5G networks support the streaming of cloud games so that consumers can play digital games on their handsets without having to own or install a copy of the game. These subscription-based services give customers access to a high-end gaming experience without the need for additional hardware.
"The emergence of cloud gaming platforms such as Google Stadia, Apple Arcade, Microsoft xCloud and Snap Games has not escaped the attention of operators," said John Giere, president and CEO of Openwave Mobility. "Over-the-top players (OTT players) have ambitious plans to become" Netflix for games ". There are libraries of thousands of instant games, which are ultimately three to four times the bandwidth of 5G networks compared to standard-definition video traffic. It is needless to say that this will affect the data strategies of mobile operators. "

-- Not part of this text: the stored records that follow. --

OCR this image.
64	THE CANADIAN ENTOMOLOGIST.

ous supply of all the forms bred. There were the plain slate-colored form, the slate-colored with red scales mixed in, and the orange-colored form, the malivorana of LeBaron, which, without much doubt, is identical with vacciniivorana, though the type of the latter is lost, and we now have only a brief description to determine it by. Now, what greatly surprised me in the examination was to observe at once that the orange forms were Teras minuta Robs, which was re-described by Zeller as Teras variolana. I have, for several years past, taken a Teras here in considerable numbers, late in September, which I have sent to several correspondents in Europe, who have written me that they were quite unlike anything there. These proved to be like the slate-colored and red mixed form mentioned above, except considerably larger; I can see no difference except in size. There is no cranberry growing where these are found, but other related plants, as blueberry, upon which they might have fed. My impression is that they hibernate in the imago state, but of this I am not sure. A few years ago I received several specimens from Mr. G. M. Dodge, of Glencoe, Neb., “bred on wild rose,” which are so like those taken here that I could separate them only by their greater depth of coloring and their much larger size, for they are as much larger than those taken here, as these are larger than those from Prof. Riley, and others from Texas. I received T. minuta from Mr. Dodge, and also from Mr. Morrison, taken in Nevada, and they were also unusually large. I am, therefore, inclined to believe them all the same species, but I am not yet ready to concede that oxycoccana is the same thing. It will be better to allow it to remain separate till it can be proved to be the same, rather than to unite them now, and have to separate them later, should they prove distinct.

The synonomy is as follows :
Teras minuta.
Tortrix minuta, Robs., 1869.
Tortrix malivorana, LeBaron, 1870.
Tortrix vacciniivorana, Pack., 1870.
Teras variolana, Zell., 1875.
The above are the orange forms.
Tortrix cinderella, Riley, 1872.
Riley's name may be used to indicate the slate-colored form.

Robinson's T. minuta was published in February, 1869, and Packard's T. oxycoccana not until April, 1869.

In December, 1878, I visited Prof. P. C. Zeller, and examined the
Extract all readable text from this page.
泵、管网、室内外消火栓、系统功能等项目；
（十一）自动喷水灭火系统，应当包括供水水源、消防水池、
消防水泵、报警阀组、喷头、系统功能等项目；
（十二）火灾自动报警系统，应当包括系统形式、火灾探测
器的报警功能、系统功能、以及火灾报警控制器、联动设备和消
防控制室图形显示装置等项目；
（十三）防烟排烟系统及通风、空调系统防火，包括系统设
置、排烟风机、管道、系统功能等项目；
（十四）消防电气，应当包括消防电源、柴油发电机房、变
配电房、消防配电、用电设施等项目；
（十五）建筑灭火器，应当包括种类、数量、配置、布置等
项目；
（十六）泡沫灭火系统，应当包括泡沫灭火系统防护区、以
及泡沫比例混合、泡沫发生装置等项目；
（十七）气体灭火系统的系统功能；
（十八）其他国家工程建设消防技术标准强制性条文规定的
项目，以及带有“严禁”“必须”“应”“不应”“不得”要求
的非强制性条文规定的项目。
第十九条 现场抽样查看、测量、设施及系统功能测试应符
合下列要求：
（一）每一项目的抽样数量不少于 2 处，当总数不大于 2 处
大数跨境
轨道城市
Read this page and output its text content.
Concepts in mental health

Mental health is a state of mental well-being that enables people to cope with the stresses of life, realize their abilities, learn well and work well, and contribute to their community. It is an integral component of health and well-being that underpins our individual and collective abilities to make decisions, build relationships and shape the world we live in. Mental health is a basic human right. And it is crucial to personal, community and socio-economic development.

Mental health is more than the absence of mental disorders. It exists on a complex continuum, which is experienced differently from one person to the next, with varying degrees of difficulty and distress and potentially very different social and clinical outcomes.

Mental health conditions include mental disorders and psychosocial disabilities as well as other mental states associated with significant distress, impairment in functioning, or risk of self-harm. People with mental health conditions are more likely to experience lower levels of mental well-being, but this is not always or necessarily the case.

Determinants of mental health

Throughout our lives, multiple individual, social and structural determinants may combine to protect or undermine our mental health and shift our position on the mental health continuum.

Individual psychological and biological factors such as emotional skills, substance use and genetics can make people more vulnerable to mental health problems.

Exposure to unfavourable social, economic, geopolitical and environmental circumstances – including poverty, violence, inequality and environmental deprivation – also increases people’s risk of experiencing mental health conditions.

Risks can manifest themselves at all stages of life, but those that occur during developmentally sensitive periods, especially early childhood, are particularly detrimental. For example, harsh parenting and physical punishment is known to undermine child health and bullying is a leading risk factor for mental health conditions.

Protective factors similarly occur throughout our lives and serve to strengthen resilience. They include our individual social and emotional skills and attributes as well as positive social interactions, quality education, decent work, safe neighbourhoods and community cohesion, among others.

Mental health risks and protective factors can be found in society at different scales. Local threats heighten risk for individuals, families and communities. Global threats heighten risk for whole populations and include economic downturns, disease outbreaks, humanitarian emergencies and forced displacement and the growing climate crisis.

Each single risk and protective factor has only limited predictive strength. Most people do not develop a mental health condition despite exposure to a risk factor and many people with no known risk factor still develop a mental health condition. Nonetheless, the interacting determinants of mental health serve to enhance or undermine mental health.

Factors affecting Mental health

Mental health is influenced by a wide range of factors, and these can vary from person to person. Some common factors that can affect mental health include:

Giere concluded: "While 5G rollouts are still in their infancy, OTTs are planning augmented, virtual and mixed reality services in addition to cloud gaming. Combined with the expected continuous growth of the streaming video, these services will quickly feed into the additional 5G bandwidth regulations. "
MOVIC has been set up as a forum for mobile operators to share data, best practices and strategies with like-minded people related to the growth of video for mobile and other emerging forms of mobile traffic.